How to Prepare a Dataset for Image LoRA Training
If you're looking to fine-tune a diffusion model (such as for generating art, characters, styles, or specific objects), you can do so using a technique called LoRA training. This lets you train lightweight, efficient modifications to a base model using your own dataset.
This guide will walk you through how to build and format your dataset properly so it's ready to upload and train.
What You Need
To train an image LoRA, you need images and text prompts that describe each image.
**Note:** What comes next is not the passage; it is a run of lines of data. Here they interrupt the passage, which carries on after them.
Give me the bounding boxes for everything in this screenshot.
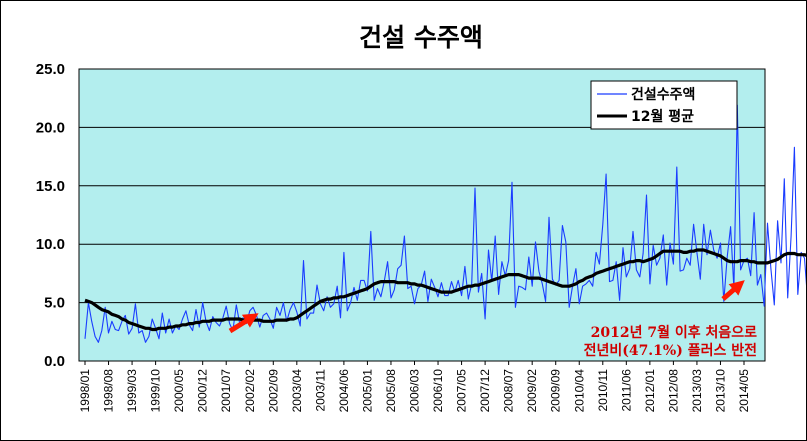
- x-tick-label: 2006/03: [408, 369, 422, 413]
- x-tick-label: 2002/09: [266, 369, 280, 413]
- x-tick-label: 2003/11: [313, 369, 327, 412]
- x-tick-label: 2013/10: [713, 369, 727, 413]
- annotation-arrows: [228, 280, 745, 334]
- legend-label-average: 12월 평균: [631, 108, 694, 125]
- x-tick-label: 2007/12: [478, 369, 492, 413]
- arrow-2014: [721, 280, 745, 301]
- legend-box: [590, 80, 738, 130]
- x-tick-label: 2005/08: [384, 369, 398, 413]
- y-tick-label: 20.0: [36, 119, 65, 136]
- x-tick-label: 2006/10: [431, 369, 445, 413]
- series-line-12m-average: [84, 248, 806, 332]
- x-tick-label: 2011/06: [619, 369, 633, 412]
- x-tick-label: 2007/05: [455, 369, 469, 413]
- x-tick-label: 1999/03: [125, 369, 139, 413]
- x-tick-label: 2001/07: [219, 369, 233, 413]
- x-tick-label: 2013/03: [690, 369, 704, 413]
- legend: 건설수주액 12월 평균: [590, 80, 738, 130]
- x-tick-label: 2008/07: [502, 369, 516, 413]
- x-tick-label: 1999/10: [149, 369, 163, 413]
- x-tick-label: 2002/02: [243, 369, 257, 413]
- x-tick-label: 2010/11: [596, 369, 610, 412]
- x-tick-label: 2000/12: [196, 369, 210, 413]
- x-tick-label: 2010/04: [572, 369, 586, 413]
- legend-label-monthly: 건설수주액: [631, 86, 695, 103]
- gridlines: [79, 126, 765, 304]
- y-axis-ticks: 0.0 5.0 10.0 15.0 20.0 25.0: [36, 61, 65, 370]
- x-tick-label: 2004/06: [337, 369, 351, 413]
- x-tick-label: 2005/01: [360, 369, 374, 413]
- x-tick-label: 2003/04: [290, 369, 304, 413]
- chart-title: 건설 수주액: [359, 23, 483, 52]
- x-tick-label: 1998/08: [102, 369, 116, 413]
- y-tick-label: 25.0: [36, 61, 65, 78]
- y-tick-label: 10.0: [36, 236, 65, 253]
- x-axis-ticks: 1998/01 1998/08 1999/03 1999/10 2000/05 2000/…: [78, 361, 751, 412]
- x-tick-label: 2012/01: [643, 369, 657, 413]
- x-tick-label: 2014/05: [737, 369, 751, 413]
- y-tick-label: 15.0: [36, 178, 65, 195]
- annotation-line-1: 2012년 7월 이후 처음으로: [591, 324, 757, 341]
- x-tick-label: 2009/09: [549, 369, 563, 413]
- x-tick-label: 2009/02: [525, 369, 539, 413]
- y-tick-label: 0.0: [44, 353, 65, 370]
- x-tick-label: 2012/08: [666, 369, 680, 413]
- y-tick-label: 5.0: [44, 295, 65, 312]
- annotation-line-2: 전년비(47.1%) 플러스 반전: [584, 342, 757, 359]
- arrow-2002: [228, 313, 259, 334]
- x-tick-label: 1998/01: [78, 369, 92, 413]
- x-tick-label: 2000/05: [172, 369, 186, 413]
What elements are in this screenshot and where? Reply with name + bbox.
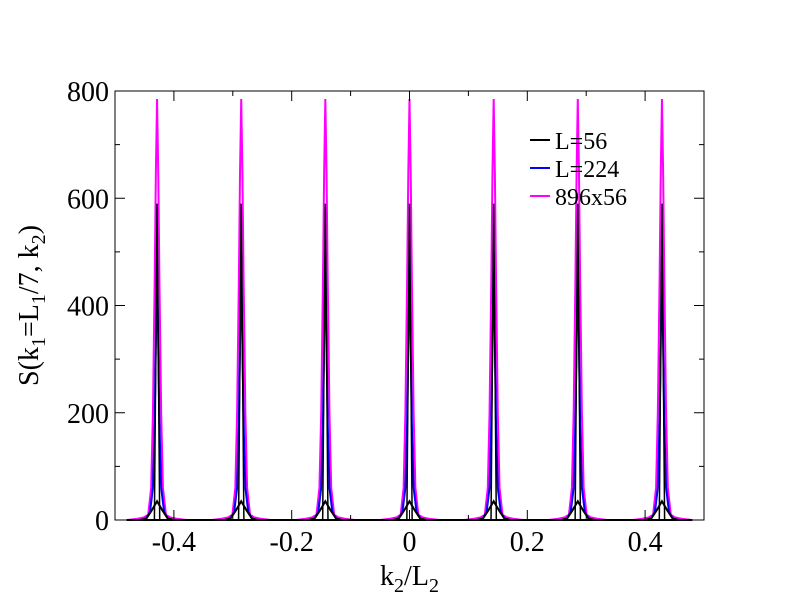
x-label-mid: /L xyxy=(404,561,429,592)
y-axis-label: S(k1=L1/7, k2) xyxy=(14,225,50,386)
y-label-sub1: 1 xyxy=(28,337,50,347)
x-tick-label: -0.4 xyxy=(152,527,196,558)
series-0-peak-4 xyxy=(476,499,511,521)
y-label-part2: =L xyxy=(14,304,45,337)
y-label-part3: /7, k xyxy=(14,244,45,294)
y-tick-label: 800 xyxy=(67,77,109,108)
series-0-spike-0 xyxy=(153,203,161,521)
y-tick-label: 400 xyxy=(67,292,109,323)
y-tick-label: 600 xyxy=(67,184,109,215)
series-0-peak-5 xyxy=(561,499,595,521)
y-tick-label: 0 xyxy=(95,506,109,537)
series-0-peak-1 xyxy=(224,499,258,521)
x-tick-label: 0 xyxy=(403,527,417,558)
series-0-spike-5 xyxy=(574,203,582,521)
legend-label-1: L=224 xyxy=(555,157,619,183)
x-label-sub1: 2 xyxy=(394,575,404,597)
x-axis-label: k2/L2 xyxy=(380,561,439,597)
x-tick-label: -0.2 xyxy=(270,527,314,558)
x-tick-label: 0.4 xyxy=(628,527,663,558)
y-label-sub2: 1 xyxy=(28,294,50,304)
y-axis-ticks: 0 200 400 600 800 xyxy=(67,77,704,537)
series-0-spike-2 xyxy=(321,203,329,521)
series-0-peak-2 xyxy=(308,499,343,521)
y-tick-label: 200 xyxy=(67,399,109,430)
series-0-spike-6 xyxy=(658,203,666,521)
y-label-part1: S(k xyxy=(14,347,45,386)
series-0-spike-3 xyxy=(406,203,413,521)
legend-label-0: L=56 xyxy=(555,129,607,155)
x-label-sub2: 2 xyxy=(429,575,439,597)
x-axis-ticks: -0.4 -0.2 0 0.2 0.4 xyxy=(114,91,705,558)
series-0-spike-1 xyxy=(237,203,245,521)
y-label-part4: ) xyxy=(14,225,45,234)
series-0-spike-4 xyxy=(490,203,498,521)
legend-label-2: 896x56 xyxy=(555,185,627,211)
series-0-peak-3 xyxy=(392,499,427,521)
series-0-peak-6 xyxy=(645,499,679,521)
y-label-sub3: 2 xyxy=(28,234,50,244)
series-0-peak-0 xyxy=(140,499,174,521)
x-tick-label: 0.2 xyxy=(510,527,545,558)
x-label-base: k xyxy=(380,561,394,592)
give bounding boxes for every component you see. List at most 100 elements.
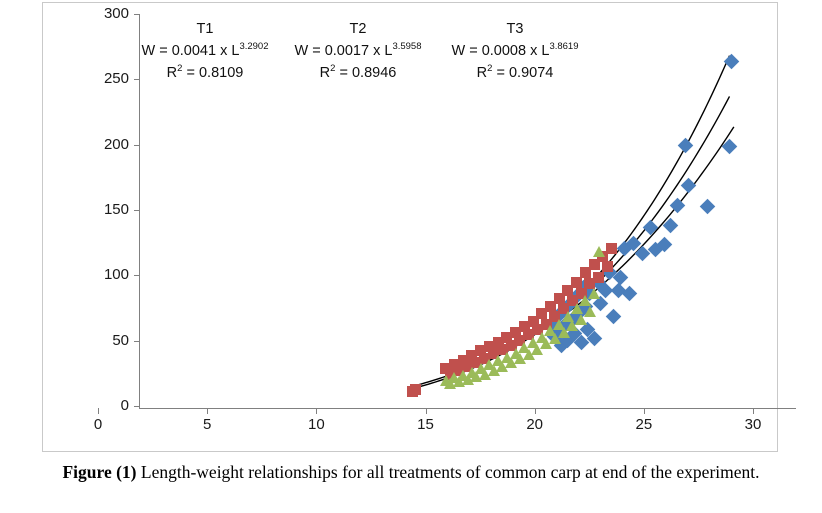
data-point-t3 bbox=[518, 342, 531, 354]
annotation-equation: W = 0.0008 x L3.8619 bbox=[421, 38, 609, 60]
data-point-t2 bbox=[588, 258, 600, 270]
chart-frame: 0 50 100 150 200 250 300 0 5 10 15 20 25 30 T1 W = 0.… bbox=[42, 2, 796, 452]
data-point-t2 bbox=[466, 350, 478, 362]
y-tick-mark bbox=[134, 14, 140, 15]
data-point-t3 bbox=[540, 338, 553, 350]
data-point-t2 bbox=[531, 324, 543, 336]
r2-value: = 0.8946 bbox=[335, 64, 397, 81]
equation-exponent: 3.8619 bbox=[549, 41, 579, 52]
data-point-t3 bbox=[561, 311, 574, 323]
data-point-t2 bbox=[523, 329, 535, 341]
data-point-t2 bbox=[593, 271, 604, 283]
data-point-t3 bbox=[535, 331, 548, 343]
data-point-t2 bbox=[527, 316, 539, 328]
annotation-equation: W = 0.0017 x L3.5958 bbox=[268, 38, 448, 60]
r2-superscript: 2 bbox=[177, 62, 183, 74]
data-point-t2 bbox=[553, 292, 565, 304]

These text prompts help the model understand what's in the image so it can learn to generate similar visuals later.
Dataset Requirements:
- Image files (JPEG or PNG) — .jpg, .jpeg, or .png
- Prompt files (Plain text) — .txt files with matching filenames
- The image and text prompt must share the same filename (excluding the extension)
Using a Keyword in Your Prompts (Very Important)
When training an image LoRA, you must include a unique keyword or token in every prompt that tells the model what concept it's learning. Later, you'll use this same keyword to activate the LoRA during generation.
Example
Let's say you're training a LoRA for a specific
fantasy armor style. You choose the keyword: 3dicon
Your dataset might look like this:
3d_icon1.jpg
3d_icon1.txt: a 3dicon, a colorful phone with a rainbow background
3d_icon2.jpg
3d_icon2.txt: a 3dicon, a red play button on a dark blue background
3d_icon3.jpg
3d_icon3.txt: a 3dicon, a green owl icon on a green background
The keyword 3dicon
is present in every prompt and tied directly to the
visual features in the images.
Why the Keyword Matters
- During training: The model learns to associate that specific token (e.g. 3dicon) with the visual patterns in the dataset.
- During generation: You can use prompts like "a 3dicon of a music note icon on a red background" and the model will apply the learned visual concept.
If you forget the keyword, the model may still learn something, but you won't be able to reliably activate or control it later. The result may also "leak" into unrelated generations.
Dataset Structure
Your dataset folder should look like this:
lora-dataset/
├── yarn1.jpg
├── yarn1.txt
├── yarn2.jpg
├── yarn2.txt
├── yarn3.jpg
├── yarn3.txt
For every image (.jpg or .png), there must be a corresponding .txt file that contains a prompt describing the image.
Example Prompts
Here are a few examples of what your .txt files might look like:
This example is taken from the Yarn Art Style dataset, where the keyword is "yarn art style"
yarn1.jpg:

yarn1.txt:
Frog, yarn art style
yarn2.jpg:

yarn2.txt:
A bunch of colorful flowers, yarn
art style
yarn3.jpg:

yarn3.txt:
A planet, yarn art style
The quality of your prompts matters. Be descriptive and specific, similar to how you would describe an image to a generative model like Stable Diffusion or DALL·E.
Minimum Dataset Size
- Minimum recommended: 10–20 image/prompt pairs for basic concept learning
- Better results: 50–100+ pairs for stylistic or character modeling
- Ideal range: 100–500+ pairs depending on the complexity of what you're training
The more diverse and descriptive your prompts, the better your LoRA will perform.
Compressing Your Dataset
Once your dataset is ready and well-organized, you need to compress it into a .zip file for uploading.
Steps:
- Make sure all your image and prompt files are in a single folder (e.g. my-lora-dataset/)
- Compress the folder into a zip archive:
- On Windows: Right-click the folder > "Send to" > "Compressed (zipped) folder"
- On macOS: Right-click the folder > "Compress"
- On Linux: Run
zip -r lora-dataset.zip lora-dataset/
from the terminal
- Do not place the zip inside another folder before uploading. The zip file should contain your .jpg/.txt pairs directly or in a single root folder.
Final Checklist Before Uploading
Once you're ready, upload the .zip to the platform and start training your custom image LoRA.